Partial generalized crossed products, Brauer groups and a comparison of seven-term exact sequences

TL;DR

This paper explores partial generalized crossed products, their relation to Brauer groups, and compares exact sequences in the context of partial Galois extensions, extending classical results to non-commutative settings.

Contribution

It introduces a description of partial generalized crossed products via partial 1-cocycles and relates them to Brauer groups, extending the Chase-Harrison-Rosenberg sequence.

Findings

Partial generalized crossed products are described using partial 1-cocycles.

Any Azumaya algebra containing R as a maximal commutative subalgebra is a partial generalized crossed product.

The relative Brauer group is a quotient of the class group of partial crossed products.

Abstract

Given a unital partial action $\alpha $ of a group $G$ on a commutative ring $R$ we denote by $ {\bf PicS} _{R^{\alpha}}(R) $ the Picard monoid of the isomorphism classes of partially invertible $R$-bimodules, which are central over the subring $R^{\alpha} \subseteq R$ of $\alpha$-invariant elements, and consider a specific unital partial representation $\Theta : G \to {\bf PicS} _{R^{\alpha}}(R), $ along with the abelian group $\mathcal {C}(\Theta/R)$ of the isomorphism classes of partial generalized crossed products related to $\Theta,$ which already showed their importance in obtaining a partial action analogue of the Chase-Harrison-Rosenberg seven-term exact sequence. We give a description of $\mathcal {C}(\Theta/R)$ in terms partial generalized products of the form $\mathcal D(f \Theta)$ where $f$ is partial $1$-cocycle of $G$ with values in a submonoid of $ {\bf PicS}_{R^{\alpha}}(R).$ Assuming that $G$ is finite and that $R^{\alpha} \subseteq R$ is a partial Galois extension, we prove that any Azumaya $R^\alpha$-algebra, containing $R$ as a maximal commutative subalgebra, is isomorphic to a partial generalized crossed product.
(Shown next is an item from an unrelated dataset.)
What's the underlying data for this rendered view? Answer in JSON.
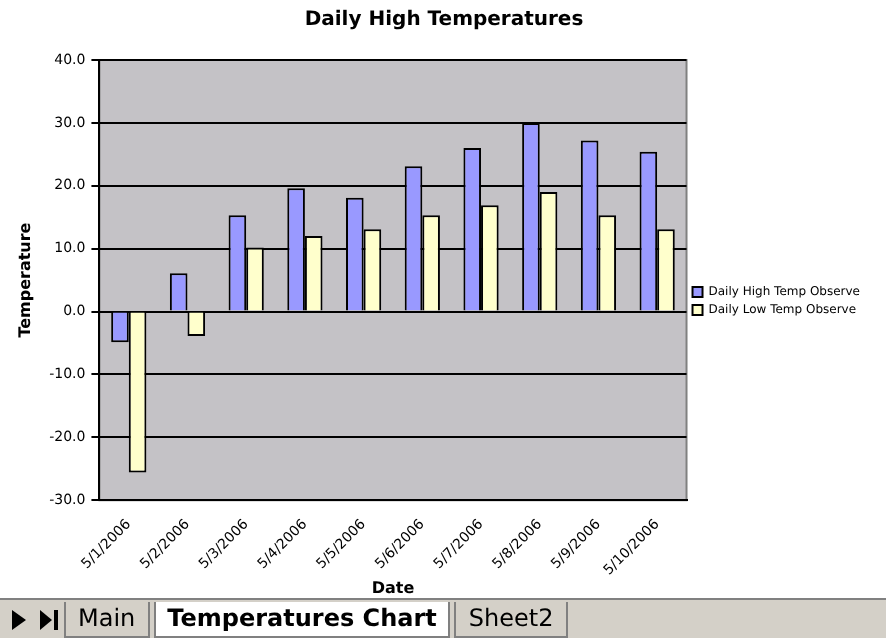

Furthermore, we show that the relative Brauer group $\mathcal B(R/R^\alpha)$ can be seen as a quotient of $\mathcal {C}(\Theta/R)$ by a subgroup isomorphic to the Picard group of $R.$ Finally, we prove that the analogue of the Chase-Harrison-Rosenberg sequence, obtained earlier for partial Galois extensions of commutative rings, can be derived from a recent seven-term exact sequence established in a non-commutative setting.